Many predicted that in the aftermath of the uproar over the price of EpiPens, insulin would be the next life-saving medical product that would catch the attention of lawmakers. The difference with insulin, advocates note, is that while a patient without an EpiPen might be at risk, a person with T1D needs insulin to survive.
On November 4, 2016, US Senator Bernie Sanders (I-Vermont) and US Representative Elijah Cummings (D-Maryland) asked the US Justice Department and the Federal Trade Commission to investigate whether the 3 major insulin manufacturers—Novo Nordisk, Eli Lilly, and Sanofi—are coordinating their pricing.
Their letter cited prices that rose from an average of $231 to $731 per year per patient between 2002 and 2013, as well as instances of “shadow pricing,” in which price increases closely follow one another.
Robert A. Gabbay, MD, PhD, FACP, chief medical officer at the Joslin Diabetes Center and editor-in-chief of Evidence-Based Diabetes Management, a publication of The American Journal of Managed Care, wrote in his September editor’s letter that the reasons behind the rising prices are complex, with no one party completely at fault, which makes solutions difficult.
But the outcome for patients, he said, is not complicated: high insulin prices have bad consequences.

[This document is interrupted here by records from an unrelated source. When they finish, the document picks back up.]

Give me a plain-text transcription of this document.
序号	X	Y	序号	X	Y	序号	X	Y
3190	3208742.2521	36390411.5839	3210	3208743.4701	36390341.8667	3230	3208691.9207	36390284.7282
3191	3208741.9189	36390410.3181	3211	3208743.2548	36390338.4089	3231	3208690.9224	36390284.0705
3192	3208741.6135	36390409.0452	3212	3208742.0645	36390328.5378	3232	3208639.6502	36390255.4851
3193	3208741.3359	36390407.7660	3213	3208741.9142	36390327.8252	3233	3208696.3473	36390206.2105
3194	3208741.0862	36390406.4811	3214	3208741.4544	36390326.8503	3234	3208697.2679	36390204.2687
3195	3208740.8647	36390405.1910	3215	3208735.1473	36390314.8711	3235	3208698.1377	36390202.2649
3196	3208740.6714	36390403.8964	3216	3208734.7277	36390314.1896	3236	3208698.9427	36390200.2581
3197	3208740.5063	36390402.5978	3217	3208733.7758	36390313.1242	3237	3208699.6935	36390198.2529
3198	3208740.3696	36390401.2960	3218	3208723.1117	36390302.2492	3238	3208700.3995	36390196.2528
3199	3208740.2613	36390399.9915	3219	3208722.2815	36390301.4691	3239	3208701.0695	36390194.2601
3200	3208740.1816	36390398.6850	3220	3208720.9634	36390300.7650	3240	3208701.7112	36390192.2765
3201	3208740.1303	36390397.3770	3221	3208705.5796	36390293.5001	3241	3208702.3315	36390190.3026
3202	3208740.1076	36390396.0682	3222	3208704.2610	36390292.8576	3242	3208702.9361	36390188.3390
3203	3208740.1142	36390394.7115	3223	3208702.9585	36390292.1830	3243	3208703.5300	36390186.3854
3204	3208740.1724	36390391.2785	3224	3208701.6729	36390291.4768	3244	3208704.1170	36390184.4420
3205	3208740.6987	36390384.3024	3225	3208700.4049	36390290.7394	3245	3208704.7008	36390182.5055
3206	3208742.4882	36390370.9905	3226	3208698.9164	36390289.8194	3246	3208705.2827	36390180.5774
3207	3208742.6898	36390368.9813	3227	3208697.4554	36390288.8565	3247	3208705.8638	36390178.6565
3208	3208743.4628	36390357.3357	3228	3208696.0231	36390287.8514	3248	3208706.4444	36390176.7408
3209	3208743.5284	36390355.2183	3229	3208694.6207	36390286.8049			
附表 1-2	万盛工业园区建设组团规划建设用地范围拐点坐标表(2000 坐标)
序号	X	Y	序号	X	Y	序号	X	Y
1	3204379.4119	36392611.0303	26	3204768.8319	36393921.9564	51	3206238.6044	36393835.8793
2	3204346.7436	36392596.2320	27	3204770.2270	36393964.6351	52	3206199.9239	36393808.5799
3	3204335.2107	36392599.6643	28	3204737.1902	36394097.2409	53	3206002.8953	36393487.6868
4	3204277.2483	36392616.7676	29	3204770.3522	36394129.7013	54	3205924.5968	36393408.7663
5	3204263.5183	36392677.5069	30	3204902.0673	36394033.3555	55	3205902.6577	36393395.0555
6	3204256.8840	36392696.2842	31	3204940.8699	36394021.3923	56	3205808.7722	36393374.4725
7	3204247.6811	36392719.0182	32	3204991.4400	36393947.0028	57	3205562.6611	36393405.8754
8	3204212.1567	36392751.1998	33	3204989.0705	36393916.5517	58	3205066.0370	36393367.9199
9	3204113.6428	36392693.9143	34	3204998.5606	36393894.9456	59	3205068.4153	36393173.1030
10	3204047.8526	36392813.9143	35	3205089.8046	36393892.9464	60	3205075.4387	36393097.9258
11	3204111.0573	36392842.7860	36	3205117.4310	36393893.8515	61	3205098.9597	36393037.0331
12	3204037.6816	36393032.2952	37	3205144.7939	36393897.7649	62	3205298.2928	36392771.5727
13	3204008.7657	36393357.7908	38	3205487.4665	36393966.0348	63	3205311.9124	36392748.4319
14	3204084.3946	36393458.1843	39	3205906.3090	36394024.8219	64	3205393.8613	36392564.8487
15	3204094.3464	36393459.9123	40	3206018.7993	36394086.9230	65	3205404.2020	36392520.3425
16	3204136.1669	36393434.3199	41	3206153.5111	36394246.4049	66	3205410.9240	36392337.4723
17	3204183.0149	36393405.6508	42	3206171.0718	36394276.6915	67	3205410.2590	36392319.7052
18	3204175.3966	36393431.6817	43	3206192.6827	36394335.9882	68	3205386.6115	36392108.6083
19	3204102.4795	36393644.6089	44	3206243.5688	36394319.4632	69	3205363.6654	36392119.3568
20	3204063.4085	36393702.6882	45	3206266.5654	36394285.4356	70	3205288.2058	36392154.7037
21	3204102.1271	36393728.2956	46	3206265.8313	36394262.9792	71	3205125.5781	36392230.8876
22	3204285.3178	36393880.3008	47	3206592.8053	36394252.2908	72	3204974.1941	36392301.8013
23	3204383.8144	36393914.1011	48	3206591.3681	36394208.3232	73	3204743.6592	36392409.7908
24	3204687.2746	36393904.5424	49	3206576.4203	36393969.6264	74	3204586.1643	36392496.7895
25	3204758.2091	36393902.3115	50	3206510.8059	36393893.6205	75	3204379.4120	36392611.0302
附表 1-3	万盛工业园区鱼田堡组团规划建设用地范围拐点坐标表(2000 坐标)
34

While the Affordable Care Act once offered persons with T1D the prospect of not having to worry about being excluded from health coverage for a preexisting condition, a different problem has emerged. Instead, Gabbay wrote, persons with T1D “find themselves struggling each month to scrape together ever-increasing out-of-pocket costs for insulin—a drug discovered nearly a century ago.”
The ADA resolution calls upon “all the entities in the insulin supply chain,” including the drug manufacturers, the wholesalers, the pharmacy benefit managers, payers, and pharmacies to increase transparency, and to ensure that no patient is denied access.